IdatDataset

class pylluminator.read_idat.IdatDataset(filepath: str, bit='float32')

Validates and parses an Illumina IDAT file.

Variables:

barcode
chip_type
Default (n_snps_read.) – 0
run_info – Default []
bit (str) – Defines the data type, hence the precision. Default: ‘float32’
probes_df (pandas.DataFrame) – dataframe with the .idat file data parsed (illumina IDs, mean_value, std_dev, n_beads)

Methods

`__init__`(filepath[, bit])	Initializes the IdatDataset by reading the .idat file provided.
`get_section_offsets`(infile, args, *kwargs)
`is_correct_version`(infile, args, *kwargs)
`is_idat_file`(infile, args, *kwargs)
`overflow_check`()	Check if there is any negative value in the dataframe, meaning there was an overflow
`read`(idat_file)	Reads the IDAT file and parses the appropriate sections.

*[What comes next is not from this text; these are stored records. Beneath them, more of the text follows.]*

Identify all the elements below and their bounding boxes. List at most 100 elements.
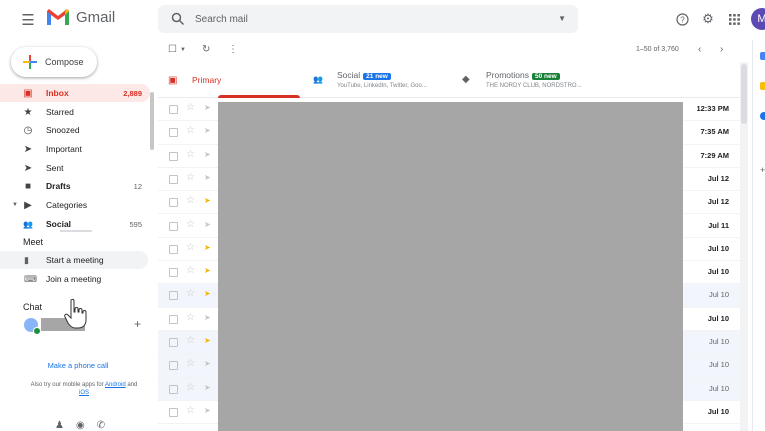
email-select-checkbox[interactable] (169, 128, 178, 138)
search-input[interactable] (195, 13, 535, 25)
top-bar: ☰ Gmail ▼ ? ⚙ M (0, 0, 765, 40)
email-select-checkbox[interactable] (169, 361, 178, 371)
gmail-logo[interactable]: Gmail (46, 7, 115, 27)
android-link[interactable]: Android (105, 382, 126, 388)
tab-social[interactable]: 👥 Social 21 new YouTube, LinkedIn, Twitte… (303, 62, 448, 98)
mobile-apps-note: Also try our mobile apps for Android and… (20, 381, 148, 397)
star-icon[interactable]: ☆ (186, 358, 195, 369)
important-marker-icon[interactable]: ➤ (204, 173, 211, 182)
newer-page-chevron-left-icon[interactable]: ‹ (698, 44, 701, 55)
search-bar[interactable]: ▼ (158, 5, 578, 33)
sidebar-item-drafts[interactable]: ■ Drafts 12 (0, 177, 150, 195)
important-marker-icon[interactable]: ➤ (204, 150, 211, 159)
email-date: Jul 11 (708, 220, 729, 230)
email-select-checkbox[interactable] (169, 151, 178, 161)
calendar-addon-icon[interactable] (760, 52, 765, 60)
important-marker-icon[interactable]: ➤ (204, 289, 211, 298)
email-date: Jul 10 (707, 406, 729, 416)
email-date: Jul 10 (707, 243, 729, 253)
chat-user-avatar[interactable] (24, 318, 41, 335)
email-select-checkbox[interactable] (169, 291, 178, 301)
join-meeting-button[interactable]: ⌨ Join a meeting (0, 270, 148, 288)
pagination-count: 1–50 of 3,760 (636, 46, 679, 53)
phone-icon[interactable]: ✆ (97, 420, 105, 431)
search-options-caret-icon[interactable]: ▼ (558, 14, 566, 23)
join-meeting-label: Join a meeting (46, 274, 102, 284)
important-marker-icon[interactable]: ➤ (204, 383, 211, 392)
important-marker-icon[interactable]: ➤ (204, 103, 211, 112)
refresh-icon[interactable]: ↻ (202, 44, 210, 55)
star-icon[interactable]: ☆ (186, 405, 195, 416)
important-marker-icon[interactable]: ➤ (204, 196, 211, 205)
star-icon[interactable]: ☆ (186, 195, 195, 206)
account-avatar[interactable]: M (751, 8, 765, 30)
email-date: Jul 12 (707, 197, 729, 207)
star-icon[interactable]: ☆ (186, 335, 195, 346)
star-icon[interactable]: ☆ (186, 219, 195, 230)
email-select-checkbox[interactable] (169, 198, 178, 208)
search-icon[interactable] (171, 12, 185, 26)
ios-link[interactable]: iOS (79, 390, 89, 396)
tasks-addon-icon[interactable] (760, 112, 765, 120)
older-page-chevron-right-icon[interactable]: › (720, 44, 723, 55)
sidebar-item-snoozed[interactable]: ◷ Snoozed (0, 121, 150, 139)
email-select-checkbox[interactable] (169, 384, 178, 394)
email-select-checkbox[interactable] (169, 244, 178, 254)
more-options-icon[interactable]: ⋮ (228, 44, 238, 55)
expand-arrow-icon[interactable]: ▼ (12, 202, 18, 208)
email-select-checkbox[interactable] (169, 174, 178, 184)
start-meeting-button[interactable]: ▮ Start a meeting (0, 251, 148, 269)
sidebar-item-important[interactable]: ➤ Important (0, 140, 150, 158)
new-chat-plus-icon[interactable]: + (134, 317, 141, 331)
important-marker-icon[interactable]: ➤ (204, 406, 211, 415)
star-icon[interactable]: ☆ (186, 125, 195, 136)
tab-promotions[interactable]: ◆ Promotions 50 new THE NORDY CLUB, NORDS… (452, 62, 602, 98)
select-all-checkbox[interactable]: ☐ (168, 44, 177, 55)
star-icon[interactable]: ☆ (186, 265, 195, 276)
hamburger-menu-icon[interactable]: ☰ (16, 8, 40, 32)
compose-button[interactable]: Compose (11, 47, 97, 77)
select-options-caret-icon[interactable]: ▼ (180, 47, 186, 53)
main-scrollbar-thumb[interactable] (741, 64, 747, 124)
svg-text:?: ? (680, 15, 685, 24)
tab-primary[interactable]: ▣ Primary (158, 62, 303, 98)
email-select-checkbox[interactable] (169, 407, 178, 417)
apps-note-text: Also try our mobile apps for (30, 382, 104, 388)
email-select-checkbox[interactable] (169, 221, 178, 231)
hand-cursor-icon (64, 298, 87, 329)
sidebar-item-count: 2,889 (123, 88, 142, 98)
email-select-checkbox[interactable] (169, 268, 178, 278)
get-addons-plus-icon[interactable]: + (760, 165, 765, 175)
sidebar-item-categories[interactable]: ▼ ▶ Categories (0, 196, 150, 214)
side-panel: + (752, 40, 765, 431)
important-marker-icon[interactable]: ➤ (204, 266, 211, 275)
draft-file-icon: ■ (24, 180, 32, 192)
important-marker-icon[interactable]: ➤ (204, 243, 211, 252)
important-marker-icon[interactable]: ➤ (204, 220, 211, 229)
sidebar-scrollbar[interactable] (150, 92, 154, 150)
star-icon[interactable]: ☆ (186, 382, 195, 393)
email-select-checkbox[interactable] (169, 105, 178, 114)
contacts-icon[interactable]: ♟ (55, 420, 64, 431)
important-marker-icon[interactable]: ➤ (204, 313, 211, 322)
star-icon[interactable]: ☆ (186, 172, 195, 183)
sidebar-item-starred[interactable]: ★ Starred (0, 103, 150, 121)
star-icon[interactable]: ☆ (186, 102, 195, 113)
keep-addon-icon[interactable] (760, 82, 765, 90)
hangouts-icon[interactable]: ◉ (76, 420, 85, 431)
help-icon[interactable]: ? (672, 9, 692, 29)
important-marker-icon[interactable]: ➤ (204, 359, 211, 368)
important-marker-icon[interactable]: ➤ (204, 126, 211, 135)
sidebar-item-sent[interactable]: ➤ Sent (0, 159, 150, 177)
star-icon[interactable]: ☆ (186, 312, 195, 323)
email-select-checkbox[interactable] (169, 338, 178, 347)
important-marker-icon[interactable]: ➤ (204, 336, 211, 345)
star-icon[interactable]: ☆ (186, 149, 195, 160)
star-icon[interactable]: ☆ (186, 242, 195, 253)
email-select-checkbox[interactable] (169, 314, 178, 324)
sidebar-item-inbox[interactable]: ▣ Inbox 2,889 (0, 84, 150, 102)
make-phone-call-link[interactable]: Make a phone call (0, 361, 156, 370)
apps-grid-icon[interactable] (724, 9, 744, 29)
gear-icon[interactable]: ⚙ (698, 9, 718, 29)
star-icon[interactable]: ☆ (186, 288, 195, 299)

Methods and attributes detail

__init__(filepath: str, bit='float32')

Initializes the IdatDataset by reading the .idat file provided.

Parameters:

filepath (str) – the IDAT file to parse.
bit (str) – Either ‘float32’ or ‘float16’. ‘float16’ will pre-normalize intensities, capping max intensity at 32127. This cuts data size in half, but will reduce precision on ~0.01% of probes. [effectively downscaling fluorescence] Default: ‘float32’

Raises:

ValueError: The IDAT file has an incorrect identifier or version specifier.

overflow_check() → bool

Check if there is any negative value in the dataframe, meaning there was an overflow

read(idat_file) → DataFrame

Reads the IDAT file and parses the appropriate sections. Joins the mean probe intensity values with their Illumina probe ID.